Bases: scvi.dataset.dataset.DownloadableDataset

Loads a .csv file.

Parameters
  • filename (strstr) – File name to use when saving/loading the data.

  • save_path (strstr) – Location to use when saving/loading the data.

  • url (str, NoneOptional[str]) – URL pointing to the data which will be downloaded if it’s not already in save_path.

  • new_n_genes (int, NoneOptional[int]) – Number of subsampled genes.

  • subset_genes (Iterable[Union[int, str]], NoneOptional[Iterable[Union[int, str]]]) – List of genes for subsampling.

  • compression (str, NoneOptional[str]) – For on-the-fly decompression of on-disk data. If ‘infer’ and filepath_or_buffer is path-like, then detect compression from the following extensions: ‘.gz’, ‘.bz2’, ‘.zip’, or ‘.xz’ (otherwise no decompression). If using ‘zip’, the ZIP file must contain only one data file to be read in.

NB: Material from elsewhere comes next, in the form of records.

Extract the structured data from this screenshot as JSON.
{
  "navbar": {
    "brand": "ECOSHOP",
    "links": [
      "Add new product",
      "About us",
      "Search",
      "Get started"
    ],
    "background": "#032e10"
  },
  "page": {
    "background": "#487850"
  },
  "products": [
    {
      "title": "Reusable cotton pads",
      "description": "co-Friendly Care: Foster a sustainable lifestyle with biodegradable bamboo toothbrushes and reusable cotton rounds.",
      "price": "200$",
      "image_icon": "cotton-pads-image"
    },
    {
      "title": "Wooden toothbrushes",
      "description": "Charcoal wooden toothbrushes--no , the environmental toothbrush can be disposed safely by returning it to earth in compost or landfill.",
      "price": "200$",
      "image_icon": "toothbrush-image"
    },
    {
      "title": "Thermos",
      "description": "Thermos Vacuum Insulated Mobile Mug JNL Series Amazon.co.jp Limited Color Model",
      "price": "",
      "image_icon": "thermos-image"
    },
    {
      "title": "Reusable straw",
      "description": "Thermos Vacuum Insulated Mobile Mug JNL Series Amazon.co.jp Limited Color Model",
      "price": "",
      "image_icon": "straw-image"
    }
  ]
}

  • batch_ids_file (str, NoneOptional[str]) – Name of the .csv file with batch indices. File contains two columns. The first holds cell names and second holds batch indices - type int. The first row of the file is header.

Examples

>>> # Loading a remote dataset
>>> remote_url = "https://www.ncbi.nlm.nih.gov/geo/download/?acc=GSE100866&format=file&file="
... "GSE100866%5FCBMC%5F8K%5F13AB%5F10X%2DRNA%5Fumi%2Ecsv%2Egz")
>>> remote_csv_dataset = CsvDataset("GSE100866_CBMC_8K_13AB_10X-RNA_umi.csv.gz", save_path='data/',
... compression="gzip", url=remote_url)
>>> # Loading a local dataset
>>> local_csv_dataset = CsvDataset("GSE100866_CBMC_8K_13AB_10X-RNA_umi.csv.gz",
... save_path="data/", compression='gzip')

Methods Summary

populate()

Populates a DonwloadableDataset object’s data attributes.

Methods Documentation

populate()[source]

Populates a DonwloadableDataset object’s data attributes.

E.g by calling one of GeneExpressionDataset’s populate_from... methods.